The drawing appeared with such uncanny ease and swiftness that it almost seemed as if the whole image had been rendered earlier and stored magically in the pencil, from which it now flowed as smoothly as music from a recording.

During his courtship of Amy, his heart had been opened to many things, not least of all to the beauty and the joy of dogs, yet he still did not have one of his own. He didn’t trust himself to be equal to the responsibility.

At first he didn’t know that he was rendering not merely the ideal of a golden retriever but also a specific individual. As the face resolved in detail, he realized that from his pencils had come Nickie, so recently rescued.

He did not have more difficulty drawing eyes than he did any other detail of anatomy. This time, however, he achieved effects of line and tone and grading that continually surprised him.

To look real, the eyes must be full of light and marked by the mystery that light evokes in even the most forthright gaze.

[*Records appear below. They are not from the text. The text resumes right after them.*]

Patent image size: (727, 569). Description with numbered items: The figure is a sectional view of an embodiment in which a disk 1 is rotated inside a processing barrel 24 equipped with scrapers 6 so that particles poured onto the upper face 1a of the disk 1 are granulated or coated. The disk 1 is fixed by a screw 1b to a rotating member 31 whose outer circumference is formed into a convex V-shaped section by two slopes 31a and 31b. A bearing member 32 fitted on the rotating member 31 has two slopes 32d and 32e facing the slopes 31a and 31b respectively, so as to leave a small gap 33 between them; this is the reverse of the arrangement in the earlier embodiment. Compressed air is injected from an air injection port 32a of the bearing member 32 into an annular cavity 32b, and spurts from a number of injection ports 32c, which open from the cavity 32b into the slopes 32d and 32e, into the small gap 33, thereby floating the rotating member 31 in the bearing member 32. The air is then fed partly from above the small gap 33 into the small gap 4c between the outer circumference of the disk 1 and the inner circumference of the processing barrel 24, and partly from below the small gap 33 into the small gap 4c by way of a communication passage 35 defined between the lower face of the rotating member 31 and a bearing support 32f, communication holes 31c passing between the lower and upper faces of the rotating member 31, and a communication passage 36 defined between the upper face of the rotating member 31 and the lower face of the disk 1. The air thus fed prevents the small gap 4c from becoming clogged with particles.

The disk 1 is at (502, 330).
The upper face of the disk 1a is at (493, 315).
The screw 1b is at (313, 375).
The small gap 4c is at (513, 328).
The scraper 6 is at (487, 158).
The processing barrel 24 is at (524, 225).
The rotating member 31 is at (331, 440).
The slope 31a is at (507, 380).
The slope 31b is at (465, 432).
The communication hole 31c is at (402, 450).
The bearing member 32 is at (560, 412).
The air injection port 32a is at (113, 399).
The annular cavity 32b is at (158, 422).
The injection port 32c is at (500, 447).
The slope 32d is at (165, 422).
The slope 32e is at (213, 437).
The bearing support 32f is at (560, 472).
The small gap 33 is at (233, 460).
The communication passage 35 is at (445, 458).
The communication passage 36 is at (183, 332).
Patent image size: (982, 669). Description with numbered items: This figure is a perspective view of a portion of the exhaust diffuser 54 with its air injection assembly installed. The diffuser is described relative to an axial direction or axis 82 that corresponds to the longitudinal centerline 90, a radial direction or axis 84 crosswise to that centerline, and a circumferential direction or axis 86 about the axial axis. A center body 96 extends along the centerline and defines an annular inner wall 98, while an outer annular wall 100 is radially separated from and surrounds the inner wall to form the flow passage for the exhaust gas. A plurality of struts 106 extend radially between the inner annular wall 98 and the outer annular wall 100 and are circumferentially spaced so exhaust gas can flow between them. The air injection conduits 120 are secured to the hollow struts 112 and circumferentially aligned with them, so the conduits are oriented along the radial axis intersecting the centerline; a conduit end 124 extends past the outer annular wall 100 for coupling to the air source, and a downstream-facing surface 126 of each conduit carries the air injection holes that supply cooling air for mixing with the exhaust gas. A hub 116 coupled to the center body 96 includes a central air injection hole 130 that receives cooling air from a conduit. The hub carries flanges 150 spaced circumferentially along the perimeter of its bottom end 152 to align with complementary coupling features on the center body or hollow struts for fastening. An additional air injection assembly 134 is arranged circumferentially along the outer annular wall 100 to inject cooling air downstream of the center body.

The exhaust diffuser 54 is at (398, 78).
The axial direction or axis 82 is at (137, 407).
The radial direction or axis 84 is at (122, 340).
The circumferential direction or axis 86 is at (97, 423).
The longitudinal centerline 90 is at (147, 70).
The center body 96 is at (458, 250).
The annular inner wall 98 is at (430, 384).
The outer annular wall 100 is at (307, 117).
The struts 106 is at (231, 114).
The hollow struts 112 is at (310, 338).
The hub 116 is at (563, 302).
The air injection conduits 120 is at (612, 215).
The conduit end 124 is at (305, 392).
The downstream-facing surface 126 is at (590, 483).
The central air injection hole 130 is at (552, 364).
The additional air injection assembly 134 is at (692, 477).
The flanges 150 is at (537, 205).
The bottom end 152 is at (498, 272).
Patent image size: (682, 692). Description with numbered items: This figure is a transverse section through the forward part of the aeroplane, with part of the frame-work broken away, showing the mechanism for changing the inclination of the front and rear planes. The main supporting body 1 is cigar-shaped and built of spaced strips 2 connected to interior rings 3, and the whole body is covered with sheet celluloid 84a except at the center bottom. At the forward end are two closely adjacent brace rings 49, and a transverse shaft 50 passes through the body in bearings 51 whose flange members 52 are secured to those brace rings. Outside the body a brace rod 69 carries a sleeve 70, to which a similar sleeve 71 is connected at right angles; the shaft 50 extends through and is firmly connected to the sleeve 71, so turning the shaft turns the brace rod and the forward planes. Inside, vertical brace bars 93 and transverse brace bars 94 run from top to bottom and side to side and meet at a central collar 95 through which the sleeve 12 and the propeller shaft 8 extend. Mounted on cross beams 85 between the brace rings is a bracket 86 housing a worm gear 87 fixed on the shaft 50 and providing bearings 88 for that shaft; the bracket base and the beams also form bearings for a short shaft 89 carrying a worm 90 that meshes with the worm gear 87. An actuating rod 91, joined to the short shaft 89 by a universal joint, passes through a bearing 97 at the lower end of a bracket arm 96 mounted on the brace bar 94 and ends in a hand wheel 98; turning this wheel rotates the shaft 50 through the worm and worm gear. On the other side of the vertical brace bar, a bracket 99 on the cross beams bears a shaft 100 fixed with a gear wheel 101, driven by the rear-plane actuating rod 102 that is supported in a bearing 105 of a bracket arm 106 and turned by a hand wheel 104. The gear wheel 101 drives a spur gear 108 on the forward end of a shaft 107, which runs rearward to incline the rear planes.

Brian focused with, for him, such unprecedented passion on the portrayal of this light, this mystery, that he might have been a medieval monk depicting the receiver of the Annunciation.

When he finished the drawing, he stared at it for a long time. Somehow the creation of the portrait had lifted his heart. Vanessa’s hateful e-mails had left him under a pall of sorrow, which now weighed less heavily on him.

Hope and Nickie seemed inextricably entwined, and he felt that he could not have one without the other. He did not know exactly what he meant by this—or why it should be so.

In the study once more, he composed an e-mail to Vanessa, alias pigkeeper. He read the message half a dozen times before sending it.

I am at your mercy. I have no power over you, and you have every power over me. If one day you will let me have what I want, that will be because it serves you best to relent, not because I have earned it or deserve it.

In previous e-mail exchanges, he had either argued with Vanessa or had attempted to manipulate her, although never as obviously as she worked to sharpen his guilt and to put a point on his sorrow. This time he avoided all appeals to reason and all power games, and just acknowledged his helplessness.

He expected neither an immediate response nor any response at all; and even if his plea elicited only vitriol, he would not reply in kind. Over the years, she had humbled him, then further humbled him, until he harbored no more anger toward her than a wizened sailor of a thousand journeys harbored resentment toward the raging sea.

In the kitchen, at the table, he turned to a fresh page in the art- paper tablet. He sharpened his pencils.

An inexplicable exhilaration had overcome him, a perception that new possibilities lay before him. He felt as if he were on the brink of a revelation that would change his life.

He began to draw the dog’s head, but this time not in a slight turn to the left with a moderate up view. Instead, he approached the subject straight on.

Furthermore, he intended to depict the face only from brow line to the part of the cheek called the cushion, thereby focusing on the eyes and the structures immediately surrounding them.

He marveled that his memory of the dog’s appearance should be so exquisitely detailed. He’d seen her only on one occasion and not for long, yet in his mind’s eye, she was as vivid as a fine photograph, a hologram.

From mind to hand to pencil to page, the golden’s gaze took form in shades of gray. From this new perspective and proximity, the eyes were huge and deep, and full of light, of shadow.

Brian was seeking something, a unique quality that he had seen in this dog but that he had not at once consciously recognized. His subconscious wanted now to bring forth what had been glimpsed, to see it rendered and to understand it.

A tremulous expectation filled him, but his hand remained steady and swift.